Aim. To characterize a group of patients with B-cell lymphoma (BCLU) unclassified that is intermediate between diffuse large B-cell lymphoma and Burkitt’s lymphoma, to identify poor prognostic factors, and to evaluate therapeutic efficiency in patients with BCLU. Subjects and methods. Twenty-five patients with BCLU were examined. Double-hit lymphoma (DHL) was diagnosed in 8 (32%) patients. According to the Ann-Arbor classification of lymphoma, its stages II, III, and IV were diagnosed in 3 (12%), 2 (8%), and 20 (80%) patients, respectively. MYC rearrangement was observed in 11 (48%) out of 23 patients: single-hit lymphoma in 3 patients and DHL in 8 (BCL2+/MYC+ in 6 cases and BCL6+/MYC+ in 2). The expression of с-MYC (cut off ≥40%) was revealed in 17 (74%) out of 23 patients; that of BCL2 (cut off ≥50%) was detected in 14 (58%) out of 24 patients; coexpression of both proteins was seen in 12 (52%) out of 23 patients. The DHL group showed a correlation between the rearrangement of the BCL2+/MYC+ genes and the expression of MYC and BCL2 proteins in 5 out of 6 patients. Taking into account the heterogeneity of the entire patient group, DHL and non-DHL subgroups were considered separately.

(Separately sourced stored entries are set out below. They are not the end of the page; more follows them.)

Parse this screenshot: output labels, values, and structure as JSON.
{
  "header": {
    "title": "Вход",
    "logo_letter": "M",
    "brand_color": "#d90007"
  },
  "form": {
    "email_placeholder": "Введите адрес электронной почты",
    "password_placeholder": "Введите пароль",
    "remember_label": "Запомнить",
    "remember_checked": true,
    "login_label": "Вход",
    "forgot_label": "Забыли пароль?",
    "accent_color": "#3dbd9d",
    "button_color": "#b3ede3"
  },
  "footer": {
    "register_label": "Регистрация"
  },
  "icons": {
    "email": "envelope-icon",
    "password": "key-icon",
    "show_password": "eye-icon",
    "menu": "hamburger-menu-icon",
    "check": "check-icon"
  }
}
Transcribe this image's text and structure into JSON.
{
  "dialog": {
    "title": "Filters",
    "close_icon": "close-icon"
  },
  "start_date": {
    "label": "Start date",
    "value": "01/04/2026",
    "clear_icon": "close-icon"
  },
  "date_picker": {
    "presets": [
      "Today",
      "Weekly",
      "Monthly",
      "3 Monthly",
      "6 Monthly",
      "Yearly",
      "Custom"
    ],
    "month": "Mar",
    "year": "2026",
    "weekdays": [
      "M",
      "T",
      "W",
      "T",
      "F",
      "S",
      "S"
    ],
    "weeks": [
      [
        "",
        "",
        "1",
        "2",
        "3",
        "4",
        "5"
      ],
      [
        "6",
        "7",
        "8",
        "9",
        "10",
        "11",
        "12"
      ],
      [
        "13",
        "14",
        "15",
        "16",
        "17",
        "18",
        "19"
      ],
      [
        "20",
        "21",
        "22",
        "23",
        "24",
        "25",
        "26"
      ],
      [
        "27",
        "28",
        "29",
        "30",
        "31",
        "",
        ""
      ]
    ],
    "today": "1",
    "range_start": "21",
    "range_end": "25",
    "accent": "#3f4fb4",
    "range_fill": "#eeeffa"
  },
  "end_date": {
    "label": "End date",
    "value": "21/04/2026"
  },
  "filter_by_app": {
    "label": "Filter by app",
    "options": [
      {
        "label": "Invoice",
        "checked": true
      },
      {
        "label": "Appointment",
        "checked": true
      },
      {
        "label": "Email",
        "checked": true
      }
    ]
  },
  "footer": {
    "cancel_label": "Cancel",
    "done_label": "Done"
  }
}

Both subgroups were comparable by clinical characteristics. BCLU patients younger than 60 years of age received treatment according to the LB-M-04 ± rituximab; those aged 60 or older had CHOP-like regimens ± rituximab. Autologous stem cell transplantation (auto-SCT) was performed in 5 patients belonging to a high-risk group. Results. The 3-year overall survival (OS) was 62% and the 3-year event-free survival (EFS) was 51%. The 3-year OS was lower for the DHL group than that for the non-DHL group (43 and 75%, respectively). Conclusion. In the DHL group, both OS and EFS are significantly lower (the risk of poor outcome, including death, is higher) than those in the non-DHL group. It is conceivable that intensified chemotherapy with auto-SCT increases treatment results in patients with BCLU; however, a larger number of observations are needed to obtain valid data.